Slide View : Parallel Computer Architecture and Programming : 15-418/618 Spring 2015

Previous | Next --- Slide 15 of 45

Elias

We mentioned this briefly in class: why is this a per-thread queue? It would be simpler in theory to have a single unified queue, and have each thread poll that queue (rather as we did with the shared work queue for assignment 4). The justification was simple: contention. By having individual work queues, we have no need for synchronization, and we don't incur high costs under light work heavy load (when there might be high contention for lots of small jobs).

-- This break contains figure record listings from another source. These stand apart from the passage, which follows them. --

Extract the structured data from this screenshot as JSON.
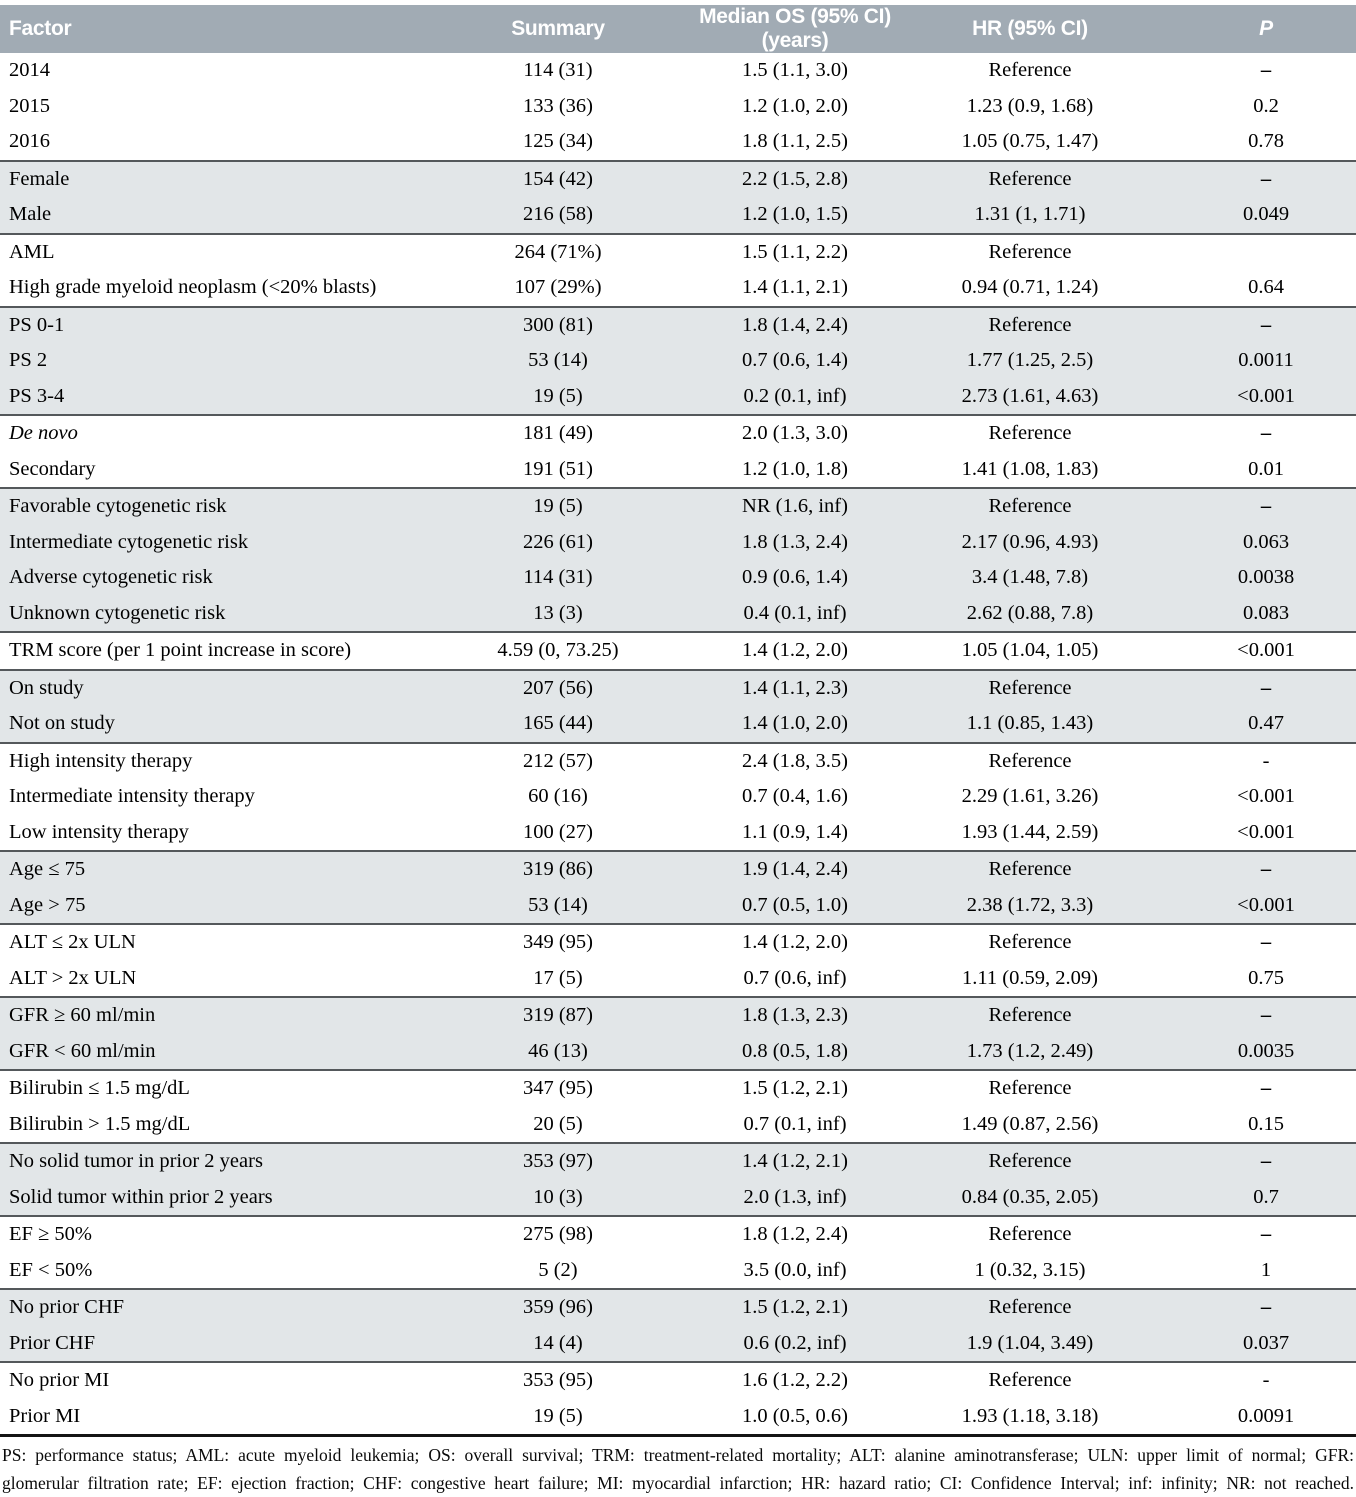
{
  "table": {
    "colors": {
      "header_bg": "#a1abb4",
      "header_text": "#ffffff",
      "shaded_row_bg": "#e2e6e8",
      "group_separator": "#54585b",
      "bottom_border": "#141414"
    },
    "columns": [
      {
        "label": "Factor",
        "align": "left",
        "italic": false
      },
      {
        "label": "Summary",
        "align": "center",
        "italic": false
      },
      {
        "label": "Median OS (95% CI) (years)",
        "align": "center",
        "italic": false
      },
      {
        "label": "HR (95% CI)",
        "align": "center",
        "italic": false
      },
      {
        "label": "P",
        "align": "center",
        "italic": true
      }
    ],
    "groups": [
      {
        "shaded": false,
        "rows": [
          {
            "factor": "2014",
            "summary": "114 (31)",
            "os": "1.5 (1.1, 3.0)",
            "hr": "Reference",
            "p": "–"
          },
          {
            "factor": "2015",
            "summary": "133 (36)",
            "os": "1.2 (1.0, 2.0)",
            "hr": "1.23 (0.9, 1.68)",
            "p": "0.2"
          },
          {
            "factor": "2016",
            "summary": "125 (34)",
            "os": "1.8 (1.1, 2.5)",
            "hr": "1.05 (0.75, 1.47)",
            "p": "0.78"
          }
        ]
      },
      {
        "shaded": true,
        "rows": [
          {
            "factor": "Female",
            "summary": "154 (42)",
            "os": "2.2 (1.5, 2.8)",
            "hr": "Reference",
            "p": "–"
          },
          {
            "factor": "Male",
            "summary": "216 (58)",
            "os": "1.2 (1.0, 1.5)",
            "hr": "1.31 (1, 1.71)",
            "p": "0.049"
          }
        ]
      },
      {
        "shaded": false,
        "rows": [
          {
            "factor": "AML",
            "summary": "264 (71%)",
            "os": "1.5 (1.1, 2.2)",
            "hr": "Reference",
            "p": ""
          },
          {
            "factor": "High grade myeloid neoplasm (<20% blasts)",
            "summary": "107 (29%)",
            "os": "1.4 (1.1, 2.1)",
            "hr": "0.94 (0.71, 1.24)",
            "p": "0.64"
          }
        ]
      },
      {
        "shaded": true,
        "rows": [
          {
            "factor": "PS 0-1",
            "summary": "300 (81)",
            "os": "1.8 (1.4, 2.4)",
            "hr": "Reference",
            "p": "–"
          },
          {
            "factor": "PS 2",
            "summary": "53 (14)",
            "os": "0.7 (0.6, 1.4)",
            "hr": "1.77 (1.25, 2.5)",
            "p": "0.0011"
          },
          {
            "factor": "PS 3-4",
            "summary": "19 (5)",
            "os": "0.2 (0.1, inf)",
            "hr": "2.73 (1.61, 4.63)",
            "p": "<0.001"
          }
        ]
      },
      {
        "shaded": false,
        "rows": [
          {
            "factor": "De novo",
            "factor_italic": true,
            "summary": "181 (49)",
            "os": "2.0 (1.3, 3.0)",
            "hr": "Reference",
            "p": "–"
          },
          {
            "factor": "Secondary",
            "summary": "191 (51)",
            "os": "1.2 (1.0, 1.8)",
            "hr": "1.41 (1.08, 1.83)",
            "p": "0.01"
          }
        ]
      },
      {
        "shaded": true,
        "rows": [
          {
            "factor": "Favorable cytogenetic risk",
            "summary": "19 (5)",
            "os": "NR (1.6, inf)",
            "hr": "Reference",
            "p": "–"
          },
          {
            "factor": "Intermediate cytogenetic risk",
            "summary": "226 (61)",
            "os": "1.8 (1.3, 2.4)",
            "hr": "2.17 (0.96, 4.93)",
            "p": "0.063"
          },
          {
            "factor": "Adverse cytogenetic risk",
            "summary": "114 (31)",
            "os": "0.9 (0.6, 1.4)",
            "hr": "3.4 (1.48, 7.8)",
            "p": "0.0038"
          },
          {
            "factor": "Unknown cytogenetic risk",
            "summary": "13 (3)",
            "os": "0.4 (0.1, inf)",
            "hr": "2.62 (0.88, 7.8)",
            "p": "0.083"
          }
        ]
      },
      {
        "shaded": false,
        "rows": [
          {
            "factor": "TRM score (per 1 point increase in score)",
            "summary": "4.59 (0, 73.25)",
            "os": "1.4 (1.2, 2.0)",
            "hr": "1.05 (1.04, 1.05)",
            "p": "<0.001"
          }
        ]
      },
      {
        "shaded": true,
        "rows": [
          {
            "factor": "On study",
            "summary": "207 (56)",
            "os": "1.4 (1.1, 2.3)",
            "hr": "Reference",
            "p": "–"
          },
          {
            "factor": "Not on study",
            "summary": "165 (44)",
            "os": "1.4 (1.0, 2.0)",
            "hr": "1.1 (0.85, 1.43)",
            "p": "0.47"
          }
        ]
      },
      {
        "shaded": false,
        "rows": [
          {
            "factor": "High intensity therapy",
            "summary": "212 (57)",
            "os": "2.4 (1.8, 3.5)",
            "hr": "Reference",
            "p": "-"
          },
          {
            "factor": "Intermediate intensity therapy",
            "summary": "60 (16)",
            "os": "0.7 (0.4, 1.6)",
            "hr": "2.29 (1.61, 3.26)",
            "p": "<0.001"
          },
          {
            "factor": "Low intensity therapy",
            "summary": "100 (27)",
            "os": "1.1 (0.9, 1.4)",
            "hr": "1.93 (1.44, 2.59)",
            "p": "<0.001"
          }
        ]
      },
      {
        "shaded": true,
        "rows": [
          {
            "factor": "Age ≤ 75",
            "summary": "319 (86)",
            "os": "1.9 (1.4, 2.4)",
            "hr": "Reference",
            "p": "–"
          },
          {
            "factor": "Age > 75",
            "summary": "53 (14)",
            "os": "0.7 (0.5, 1.0)",
            "hr": "2.38 (1.72, 3.3)",
            "p": "<0.001"
          }
        ]
      },
      {
        "shaded": false,
        "rows": [
          {
            "factor": "ALT ≤ 2x ULN",
            "summary": "349 (95)",
            "os": "1.4 (1.2, 2.0)",
            "hr": "Reference",
            "p": "–"
          },
          {
            "factor": "ALT > 2x ULN",
            "summary": "17 (5)",
            "os": "0.7 (0.6, inf)",
            "hr": "1.11 (0.59, 2.09)",
            "p": "0.75"
          }
        ]
      },
      {
        "shaded": true,
        "rows": [
          {
            "factor": "GFR ≥ 60 ml/min",
            "summary": "319 (87)",
            "os": "1.8 (1.3, 2.3)",
            "hr": "Reference",
            "p": "–"
          },
          {
            "factor": "GFR < 60 ml/min",
            "summary": "46 (13)",
            "os": "0.8 (0.5, 1.8)",
            "hr": "1.73 (1.2, 2.49)",
            "p": "0.0035"
          }
        ]
      },
      {
        "shaded": false,
        "rows": [
          {
            "factor": "Bilirubin ≤ 1.5 mg/dL",
            "summary": "347 (95)",
            "os": "1.5 (1.2, 2.1)",
            "hr": "Reference",
            "p": "–"
          },
          {
            "factor": "Bilirubin > 1.5 mg/dL",
            "summary": "20 (5)",
            "os": "0.7 (0.1, inf)",
            "hr": "1.49 (0.87, 2.56)",
            "p": "0.15"
          }
        ]
      },
      {
        "shaded": true,
        "rows": [
          {
            "factor": "No solid tumor in prior 2 years",
            "summary": "353 (97)",
            "os": "1.4 (1.2, 2.1)",
            "hr": "Reference",
            "p": "–"
          },
          {
            "factor": "Solid tumor within prior 2 years",
            "summary": "10 (3)",
            "os": "2.0 (1.3, inf)",
            "hr": "0.84 (0.35, 2.05)",
            "p": "0.7"
          }
        ]
      },
      {
        "shaded": false,
        "rows": [
          {
            "factor": "EF ≥ 50%",
            "summary": "275 (98)",
            "os": "1.8 (1.2, 2.4)",
            "hr": "Reference",
            "p": "–"
          },
          {
            "factor": "EF < 50%",
            "summary": "5 (2)",
            "os": "3.5 (0.0, inf)",
            "hr": "1 (0.32, 3.15)",
            "p": "1"
          }
        ]
      },
      {
        "shaded": true,
        "rows": [
          {
            "factor": "No prior CHF",
            "summary": "359 (96)",
            "os": "1.5 (1.2, 2.1)",
            "hr": "Reference",
            "p": "–"
          },
          {
            "factor": "Prior CHF",
            "summary": "14 (4)",
            "os": "0.6 (0.2, inf)",
            "hr": "1.9 (1.04, 3.49)",
            "p": "0.037"
          }
        ]
      },
      {
        "shaded": false,
        "rows": [
          {
            "factor": "No prior MI",
            "summary": "353 (95)",
            "os": "1.6 (1.2, 2.2)",
            "hr": "Reference",
            "p": "-"
          },
          {
            "factor": "Prior MI",
            "summary": "19 (5)",
            "os": "1.0 (0.5, 0.6)",
            "hr": "1.93 (1.18, 3.18)",
            "p": "0.0091"
          }
        ]
      }
    ]
  },
  "footnote": {
    "lines": [
      "PS: performance status; AML: acute myeloid leukemia; OS: overall survival; TRM: treatment-related mortality; ALT: alanine aminotransferase; ULN: upper limit of normal; GFR:",
      "glomerular filtration rate; EF: ejection fraction; CHF: congestive heart failure; MI: myocardial infarction; HR: hazard ratio; CI: Confidence Interval; inf: infinity; NR: not reached."
    ]
  }
}
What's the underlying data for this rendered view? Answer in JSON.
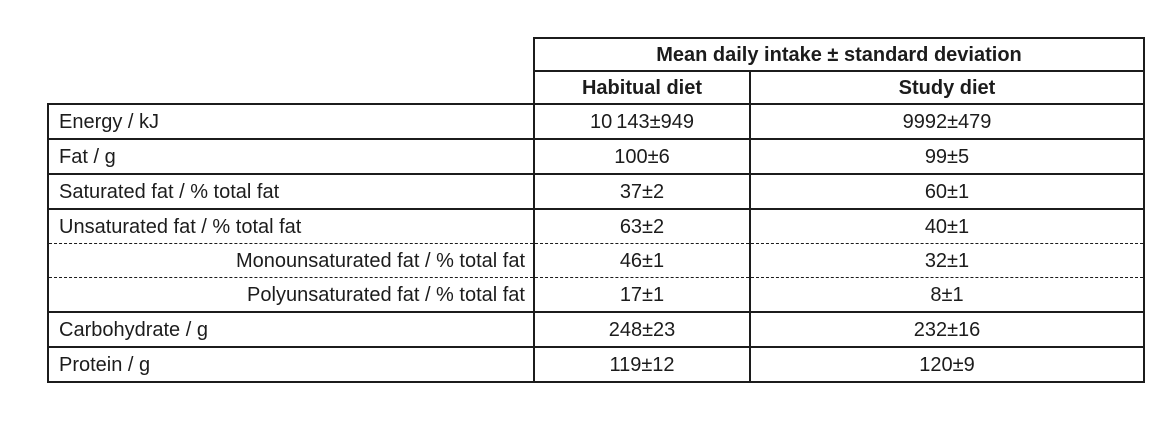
{
  "table": {
    "header": {
      "title": "Mean daily intake ± standard deviation",
      "columns": [
        "Habitual diet",
        "Study diet"
      ]
    },
    "rows": [
      {
        "label": "Energy / kJ",
        "habitual": "10 143±949",
        "study": "9992±479"
      },
      {
        "label": "Fat / g",
        "habitual": "100±6",
        "study": "99±5"
      },
      {
        "label": "Saturated fat / % total fat",
        "habitual": "37±2",
        "study": "60±1"
      },
      {
        "label": "Unsaturated fat / % total fat",
        "habitual": "63±2",
        "study": "40±1"
      },
      {
        "label": "Monounsaturated fat / % total fat",
        "habitual": "46±1",
        "study": "32±1"
      },
      {
        "label": "Polyunsaturated fat / % total fat",
        "habitual": "17±1",
        "study": "8±1"
      },
      {
        "label": "Carbohydrate / g",
        "habitual": "248±23",
        "study": "232±16"
      },
      {
        "label": "Protein / g",
        "habitual": "119±12",
        "study": "120±9"
      }
    ],
    "colors": {
      "border": "#1c1c1c",
      "text": "#1c1c1c",
      "background": "#ffffff"
    }
  }
}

Doing it this way avoids the issue of contention, but is fundamentally inferior to the single shared queue - just think about visiting a supermarket. To help balance load, the threads poll their own queues, but then steal jobs from other thread's queues (when their own become empty). The task of selecting the thread to steal from matters - and in fact, we choose randomly. (I think Kayvon mentioned this has been proven to be the optimal strategy, and within a pretty good factor of the optimal online strategy)

oulgen

Actually, Microsofts .NET framework has a really good explanation on this issue of per thread queues. I wouldn't have expected an explanation like this from microsoft but https://msdn.microsoft.com/en-us/library/ff963549.aspx under Decentralized Scheduling Techniques mentions why per thread queue is better and how it is possible to do this work stealing without any locks.

sgbowen

@Elias: How is synchronization avoided by individual work queues? Other threads are still stealing from different threads' queues, so they're still accessing the queue concurrently. I can see how synchronization /might/ be easier to manage with the guarantee of one producer, but it seems like it would still be necessary unless I'm missing something.

Elias

@sgbowen: The link oulgen posted is actually a very good resource. Scroll down to where it says "The Thread Pool." The short answer is that we're eliminating the single point of contention. By having many queues, we ensure that we never have a large number of threads competing to pull from a single queue. If that were to occur, and the jobs were to be very small, we would be reduced to a fundamentally sequential control flow (and, worse, one with great big contention issues).

By having threads steal from (randomly selected) other threads queues, we drastically reduce the amount of contention (in expectation). The result is a much more efficient implementation.